Onlookers quickly posted photos as the 52-foot icon’s clothes erupted into flames. Though fire crews arrived on the scene, Tex’s clothes had already been incinerated, and only his metal framework, sleeves, and belt buckle remained.

Sally Wamre, an official at the state fair, said that the electrical components that make Tex move and say “Howdy” most likely failed, causing an electrical short in his right boot. Her statement has not yet been confirmed by the fire marshal. The fire caused by the short quickly spread over his 65 pound jeans as well as his shirt, eventually reaching his head and 75 gallon hat.

No one was injured in the fire.

Big Tex has been removed from the circle he is normally erected in by the large crane that sets him up each year and placed in an area at the rear of the fair. Tex’s face, clothes, pants, boots and hat will need replacing, but Wamre says he will be restored for next year’s fair.

Officials say that Tex was very old, and they may take the chance to construct a bigger, more modern version.

Later that day the Stratosphere, a new ride at the state fair, lost power. The Stratosphere, which can be quickly disassembled and set up in different places like many rides at the state fair, had previously been at the Minnesota state fair and had issues. Wamre said that a licensed safety inspector had been sent to check out that the issues from Minnesota were fixed before the Fair took it, but the issue experienced Friday was a new problem. The power cable on the ride had failed.

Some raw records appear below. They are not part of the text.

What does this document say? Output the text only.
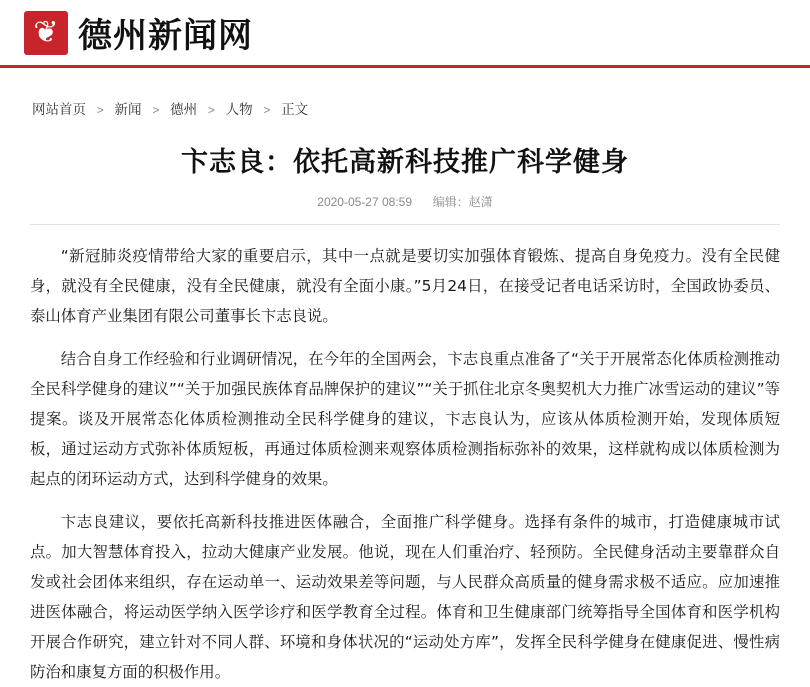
❦ 德州新闻网
网站首页 > 新闻 > 德州 > 人物 > 正文
卞志良：依托高新科技推广科学健身
2020-05-27 08:59 编辑：赵潇

“新冠肺炎疫情带给大家的重要启示，其中一点就是要切实加强体育锻炼、提高自身免疫力。没有全民健身，就没有全民健康，没有全民健康，就没有全面小康。”5月24日，在接受记者电话采访时，全国政协委员、泰山体育产业集团有限公司董事长卞志良说。

结合自身工作经验和行业调研情况，在今年的全国两会，卞志良重点准备了“关于开展常态化体质检测推动全民科学健身的建议”“关于加强民族体育品牌保护的建议”“关于抓住北京冬奥契机大力推广冰雪运动的建议”等提案。谈及开展常态化体质检测推动全民科学健身的建议，卞志良认为，应该从体质检测开始，发现体质短板，通过运动方式弥补体质短板，再通过体质检测来观察体质检测指标弥补的效果，这样就构成以体质检测为起点的闭环运动方式，达到科学健身的效果。

卞志良建议，要依托高新科技推进医体融合，全面推广科学健身。选择有条件的城市，打造健康城市试点。加大智慧体育投入，拉动大健康产业发展。他说，现在人们重治疗、轻预防。全民健身活动主要靠群众自发或社会团体来组织，存在运动单一、运动效果差等问题，与人民群众高质量的健身需求极不适应。应加速推进医体融合，将运动医学纳入医学诊疗和医学教育全过程。体育和卫生健康部门统筹指导全国体育和医学机构开展合作研究，建立针对不同人群、环境和身体状况的“运动处方库”，发挥全民科学健身在健康促进、慢性病防治和康复方面的积极作用。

Wamre said that State Fair safety inspectors, who run through a manufacturer-produced checklist, check rides daily. After the ride’s failure, riders were left suspended in the air for about 2 hours before being manually cranked to the ground. Wamre said that the chief issue riders experienced during the incident was the chilly air 200 feet above the state fair. After they all safely reached the ground they were taken to a room on site and provided with blankets and hot chocolate.

The fair ends today, without Big Tex or the Stratosphere. However, it will end with an impromptu memorial site outside the circle where Big Tex stood. Fairgoers have laid fried food and flowers there in homage to Big Tex.